You also have the choice of heading left (southeast-ish). Trek along for a few miles and you will eventually reach San Vicente Mountain Park, bring quarters or binoculars if you’re going this route. This park is located at the old Nike Missile Site and is now a Cold War Memorial. You can take stairs to the top of the viewing tower, where you will come across some of the best views in Los Angeles. The viewing platform has coin-operated binoculars if you don’t have your own. The park also has benches and tables for eating, restrooms, and multiple signs which tell the story of the site. San Vicente Mountain Park
Upper Las Virgenes Canyon Open Space Preserve
Take Victory Blvd. west, all the way to the end. This will lead you to the Victory Trailhead and into a vast network of trails, both easy and difficult. Upper Las Virgenes Canyon Open Space Preserve (formerly Ahmanson Ranch)

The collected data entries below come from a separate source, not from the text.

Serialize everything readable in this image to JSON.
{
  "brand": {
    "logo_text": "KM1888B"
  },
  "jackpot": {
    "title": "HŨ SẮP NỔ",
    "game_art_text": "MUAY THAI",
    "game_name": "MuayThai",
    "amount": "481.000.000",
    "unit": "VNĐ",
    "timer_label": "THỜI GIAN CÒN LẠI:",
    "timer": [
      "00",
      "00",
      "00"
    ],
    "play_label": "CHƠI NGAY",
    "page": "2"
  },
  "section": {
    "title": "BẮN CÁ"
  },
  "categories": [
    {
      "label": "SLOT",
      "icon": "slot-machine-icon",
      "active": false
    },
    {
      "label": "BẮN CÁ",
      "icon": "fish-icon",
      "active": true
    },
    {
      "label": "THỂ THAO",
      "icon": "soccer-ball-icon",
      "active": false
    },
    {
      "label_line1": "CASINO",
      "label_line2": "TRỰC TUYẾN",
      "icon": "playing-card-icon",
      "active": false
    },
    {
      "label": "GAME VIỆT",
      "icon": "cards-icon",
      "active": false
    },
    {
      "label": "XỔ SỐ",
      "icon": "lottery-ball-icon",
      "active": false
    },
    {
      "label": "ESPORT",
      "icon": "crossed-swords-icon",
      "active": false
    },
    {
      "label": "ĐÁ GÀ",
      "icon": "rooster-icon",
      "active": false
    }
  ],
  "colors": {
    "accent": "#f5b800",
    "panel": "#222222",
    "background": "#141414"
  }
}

Head right (north) at the start and you will eventually arrive at the Cave of Muntis. This area is fun to explore and do a little climbing; however, I don’t dare to get wild on these rocks as I am not an avid climber. You can also head straight into the trailhead, and take one of the many forks throughout the hills, and get lost in the vast beauty. This area was burned in the 2018 Woolsey Fire, and since Spring 2019 the hills have experienced some beautiful vegetation bloom. Although some smaller paths are difficult to get through due to dense overgrowth.
Rancho Sierra Vista/Satwiwa/Point Mugu State Park
This is a newer spot I only recently discovered and is a little bit outside of LA. To get there, type in “Wendy Trailhead” into your phone’s directions app, and you’ll be led to Ventura County. The Wendy Trailhead leads you to a vast open park with numerous trails and paths to enjoy. Rancho Sierra Vista/ Satwiwa – Santa Monica Mountains National
A big reason I like this area is the trail maintenance. Trails are well kept, and free from overgrown foliage. Additionally, the trails are well marked with clear directional signs, which makes navigation much easier. Bonus, you will see a bunch of white-tailed bunnies hopping on the trail!
Depending on which way you choose to go, you can head down into Sycamore Canyon along a stream and head towards a waterfall, or you can head through trails in Point Mugu State Park to various rocky peaks. These include, amongst others; Mt. Boney Peak, Tri-Peaks, Inspiration Point, and Sandstone Peak (the highest point in the Santa Monica Mountains).
All three of these areas offer numerous trails for hikers and mountain bikers, and depending on the day tend to be moderate to heavily trafficked by both, so try to go early in the morning. A lot of the trails in these areas offer minimal shade and are in some pretty dry regions, so be sure to pack plenty of water! Also if you plan to head to any of these trails soon, be sure to bring a mask and practice social distancing. Hope to see you on the trails soon!